At 11:21 AM -0700 10/17/2000, Ed Gerck wrote:
"Arnold G. Reinhold" wrote:
To the extent we agree here, I would urge you to help insure that this message is crystal clear in all specs and documents whose content you can influence. And don't rely on which dictionary's definition of "protect" is correct.
Arnold,
Yes. However, we live now in a post-modern society, where the emphasis is on local discourse and it is accepted that there are many truths and many ways of knowing. The cat is out of the bag and we need IMO to learn to cope with diversity rather than try to iron it out. Of course, there are many dictionaries and many languages and computer technology has not solved this problem -- in the contrary, we have maybe dozens of "computer languages" being born every year and a handful of them actually being used.
So, if we look to the real world, what do we see? Do we see a uniform law rule, a uniform government and a uniform language? No, we see multiple relationships, multiple actors, heavy overload, intersubjective contexts.
The legal and societal significance of this technology is open to debate, and will be decided differently in different places, based on local values, economic interests and raw political power. All I am asking is that the debate be informed by accurate statements of what this stuff can and cannot do.
As Tony Bartoletti wrote, apologies for what seems a rant, but the "solid mathematical foundations" underlying digital signatures, "Qualified Certificates", unmistakable IDs, biometrics and so forth create in me a degree of "psychic and social backlash" as well.
As well it should. There is a big difference between "can we do it?" and "should we do it?" One other point, and let me shift to upper case for this one: THERE ARE NO "SOLID MATHEMATICAL FOUNDATIONS" FOR ANY OF THIS STUFF!!!!! THE DIFFICULTY OF BREAKING PUBLIC KEY SYSTEMS HAS NEVER BEEN PROVEN MATHEMATICALLY. It is all hypothesis and empirical argument.
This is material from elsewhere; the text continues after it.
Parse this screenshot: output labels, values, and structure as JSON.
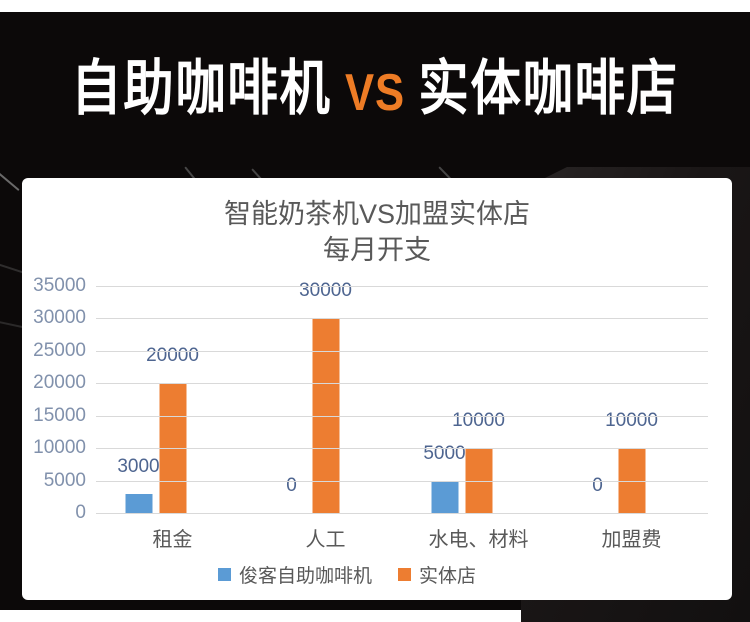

A lone mathematician working in his attic could come up with an algorithm that would blow some or all of the existing systems out of the water. Who get to cover that financial risk?
We create these instruments in the hope of ascertaining better measures of the constancy of authentication and identities. The central question that comes to mind is "to what degree we are artificially creating the constancy we intend these instruments to measure."